For the initial management of stress, urgency and mixed UI, lifestyle modifications, such as weight loss, elimination of bladder irritants from the diet, bladder training, interventions and pelvic floor muscle training are recommended by the Adult Conservative Management Committee of the 2008 International Consultation on Incontinence. Medications are listed as the last choice for management of overactive bladder and urgency UI. “One out of three women report stress incontinence five years after childbirth whether or not they have another child, so nurses have to ask ‘Are you having problems with your bladder? Do you have any leakage when you laugh, cough or sneeze? Do you wear pads and, if so, why?’” Newman said. The strains of pregnancy and labor and delivery on pelvic floor muscles predispose women to stress UI and urgency UI. But preparing the muscles before pregnancy can prevent these problems, especially later in life, Tupler said.

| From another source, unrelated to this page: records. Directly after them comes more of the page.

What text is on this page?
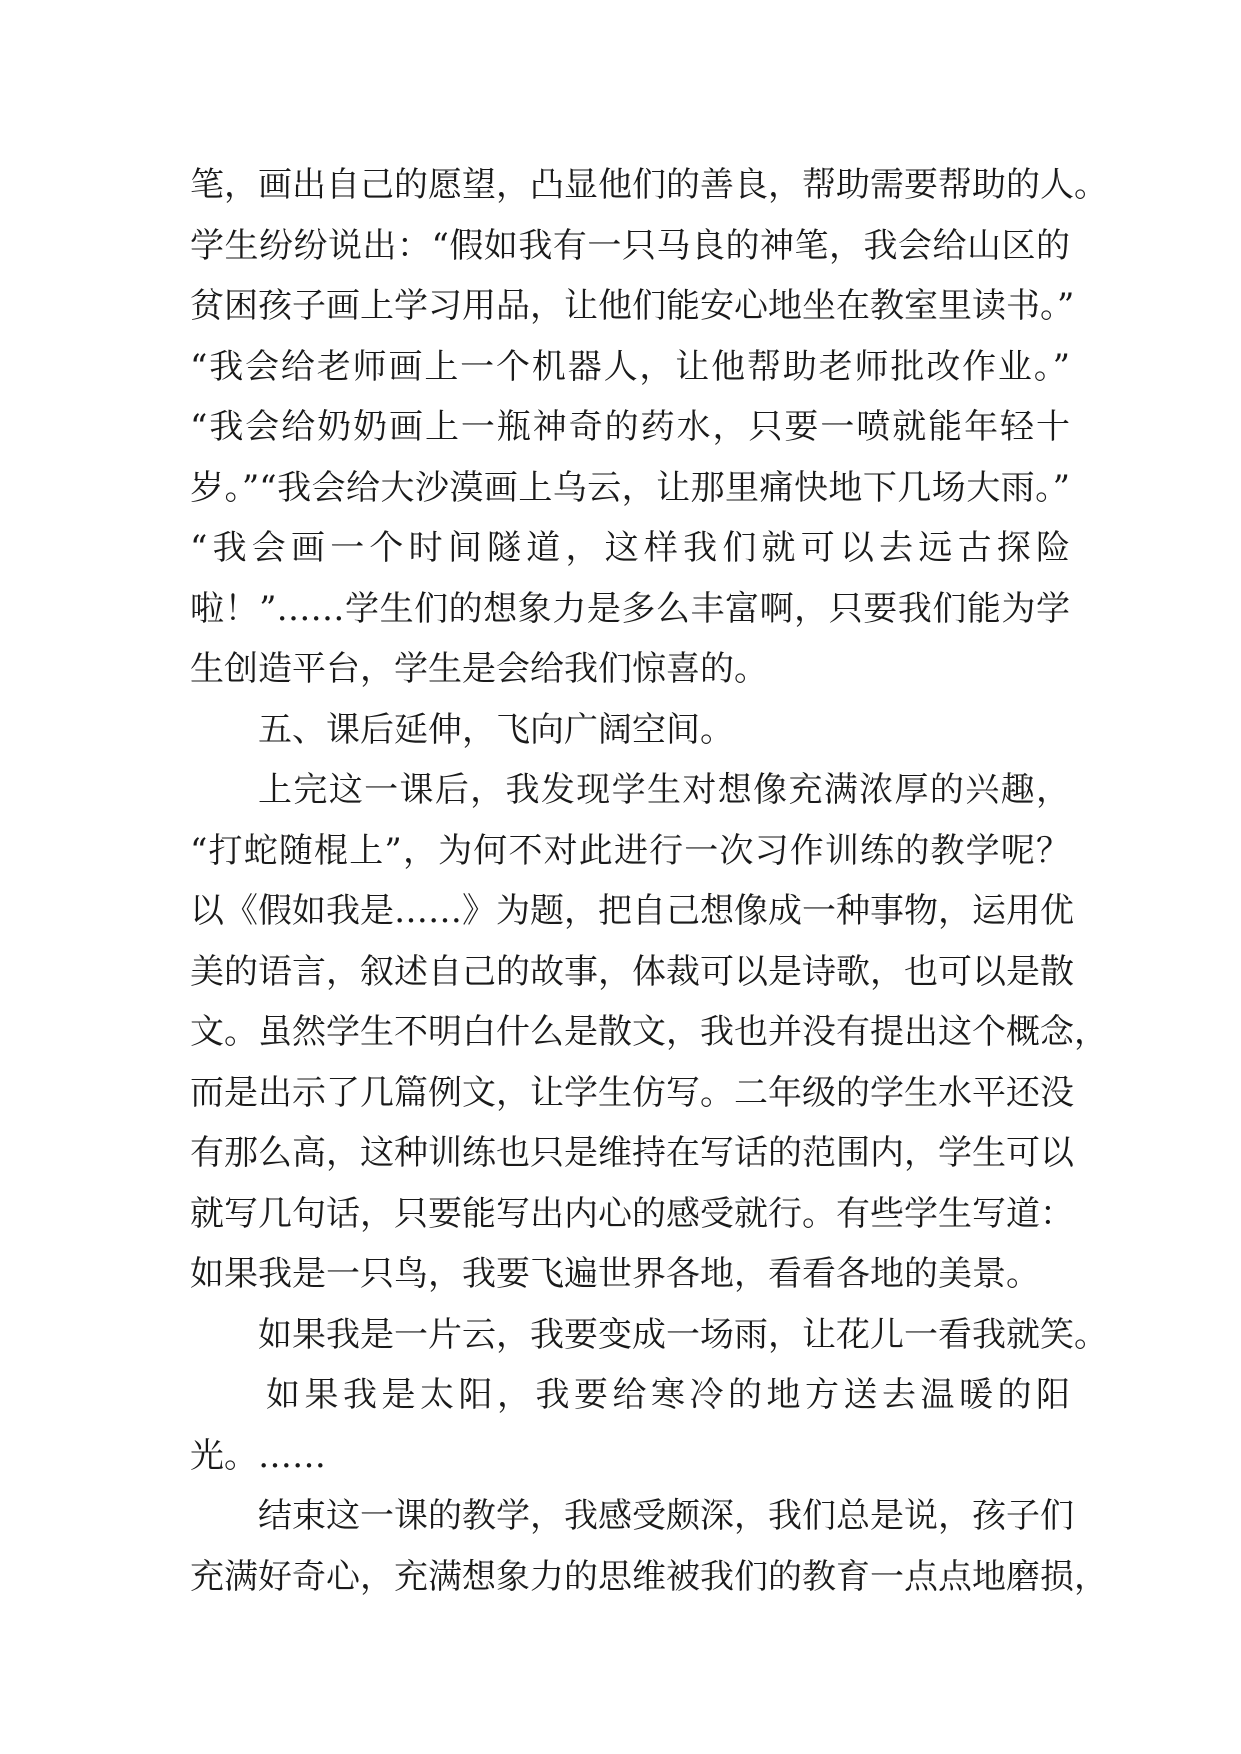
笔，画出自己的愿望，凸显他们的善良，帮助需要帮助的人。
学生纷纷说出：“假如我有一只马良的神笔，我会给山区的
贫困孩子画上学习用品，让他们能安心地坐在教室里读书。”
“我会给老师画上一个机器人，让他帮助老师批改作业。”
“我会给奶奶画上一瓶神奇的药水，只要一喷就能年轻十
岁。”“我会给大沙漠画上乌云，让那里痛快地下几场大雨。”
“我会画一个时间隧道，这样我们就可以去远古探险
啦！”……学生们的想象力是多么丰富啊，只要我们能为学
生创造平台，学生是会给我们惊喜的。
五、课后延伸，飞向广阔空间。
上完这一课后，我发现学生对想像充满浓厚的兴趣，
“打蛇随棍上”，为何不对此进行一次习作训练的教学呢？
以《假如我是……》为题，把自己想像成一种事物，运用优
美的语言，叙述自己的故事，体裁可以是诗歌，也可以是散
文。虽然学生不明白什么是散文，我也并没有提出这个概念，
而是出示了几篇例文，让学生仿写。二年级的学生水平还没
有那么高，这种训练也只是维持在写话的范围内，学生可以
就写几句话，只要能写出内心的感受就行。有些学生写道：
如果我是一只鸟，我要飞遍世界各地，看看各地的美景。
如果我是一片云，我要变成一场雨，让花儿一看我就笑。
如果我是太阳，我要给寒冷的地方送去温暖的阳
光。……
结束这一课的教学，我感受颇深，我们总是说，孩子们
充满好奇心，充满想象力的思维被我们的教育一点点地磨损，
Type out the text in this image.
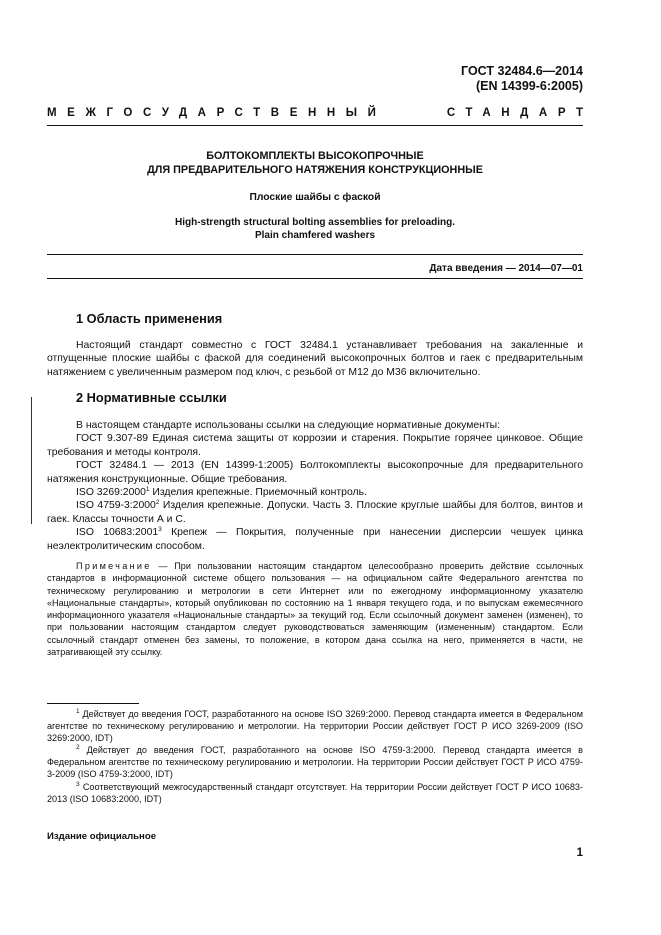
ГОСТ 32484.6—2014
(EN 14399-6:2005)
МЕЖГОСУДАРСТВЕННЫЙ	СТАНДАРТ
БОЛТОКОМПЛЕКТЫ ВЫСОКОПРОЧНЫЕ
ДЛЯ ПРЕДВАРИТЕЛЬНОГО НАТЯЖЕНИЯ КОНСТРУКЦИОННЫЕ
Плоские шайбы с фаской
High-strength structural bolting assemblies for preloading.
Plain chamfered washers
Дата введения — 2014—07—01
1 Область применения

Настоящий стандарт совместно с ГОСТ 32484.1 устанавливает требования на закаленные и отпущенные плоские шайбы с фаской для соединений высокопрочных болтов и гаек с предварительным натяжением с увеличенным размером под ключ, с резьбой от М12 до М36 включительно.

2 Нормативные ссылки

В настоящем стандарте использованы ссылки на следующие нормативные документы:

ГОСТ 9.307-89 Единая система защиты от коррозии и старения. Покрытие горячее цинковое. Общие требования и методы контроля.

ГОСТ 32484.1 — 2013 (EN 14399-1:2005) Болтокомплекты высокопрочные для предварительного натяжения конструкционные. Общие требования.

ISO 3269:2000$^1$ Изделия крепежные. Приемочный контроль.

ISO 4759-3:2000$^2$ Изделия крепежные. Допуски. Часть 3. Плоские круглые шайбы для болтов, винтов и гаек. Классы точности А и С.

ISO 10683:2001$^3$ Крепеж — Покрытия, полученные при нанесении дисперсии чешуек цинка неэлектролитическим способом.

Примечание — При пользовании настоящим стандартом целесообразно проверить действие ссылочных стандартов в информационной системе общего пользования — на официальном сайте Федерального агентства по техническому регулированию и метрологии в сети Интернет или по ежегодному информационному указателю «Национальные стандарты», который опубликован по состоянию на 1 января текущего года, и по выпускам ежемесячного информационного указателя «Национальные стандарты» за текущий год. Если ссылочный документ заменен (изменен), то при пользовании настоящим стандартом следует руководствоваться заменяющим (измененным) стандартом. Если ссылочный стандарт отменен без замены, то положение, в котором дана ссылка на него, применяется в части, не затрагивающей эту ссылку.

$^1$ Действует до введения ГОСТ, разработанного на основе ISO 3269:2000. Перевод стандарта имеется в Федеральном агентстве по техническому регулированию и метрологии. На территории России действует ГОСТ Р ИСО 3269-2009 (ISO 3269:2000, IDT)

$^2$ Действует до введения ГОСТ, разработанного на основе ISO 4759-3:2000. Перевод стандарта имеется в Федеральном агентстве по техническому регулированию и метрологии. На территории России действует ГОСТ Р ИСО 4759-3-2009 (ISO 4759-3:2000, IDT)

$^3$ Соответствующий межгосударственный стандарт отсутствует. На территории России действует ГОСТ Р ИСО 10683-2013 (ISO 10683:2000, IDT)

Издание официальное
1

Many women are taught incorrectly how to do pelvic floor muscle exercises, said Edna Moore, RN, MSN, ARNP, WHNP-BC, who works as a practitioner and nurse researcher in the continence clinic at the VA Medical Center in Atlanta. “Most people are taught to quickly squeeze and relax, squeeze and relax. “But that doesn’t strengthen the muscles,” she said. “The squeeze should be held for up to 15 seconds. We teach a 15-second squeeze, a 15-second rest, repeat that 15 times and do that three to four times per day. Most people use their abdominals, but you need to relax the abs and squeeze only the pelvic floor,” she said. “The second correction is to gradually lengthen the time you squeeze the pelvic floor muscles, eventually holding for up to 15 to 20 seconds with each squeeze and resting for the same amount of time in between each squeeze.”
Primarily a female issue

Although men experience UI, often because of problems related to the prostate, twice as many women are affected, making it a largely female issue. Women should start exercising the pelvic floor as soon as they understand what the pelvic floor muscles are, Moore said. And it is never too late to learn. “I’ve had 95- and 97-year-olds in the clinic, and we teach them these as well.” Even women whose pelvic floor muscles are weakened because of chronic conditions such as multiple sclerosis, still can benefit from the exercises, although it will take longer to see the effects, Moore said. However, stress UI caused by structural problems, such as urethral hypermobility, may not be resolved by pelvic exercises and often requires surgery, she said. Nurses have an important role in filling the knowledge gap about UI, the nurse experts say. “Nurses are still primarily women, and this is a female issue,” Newman said.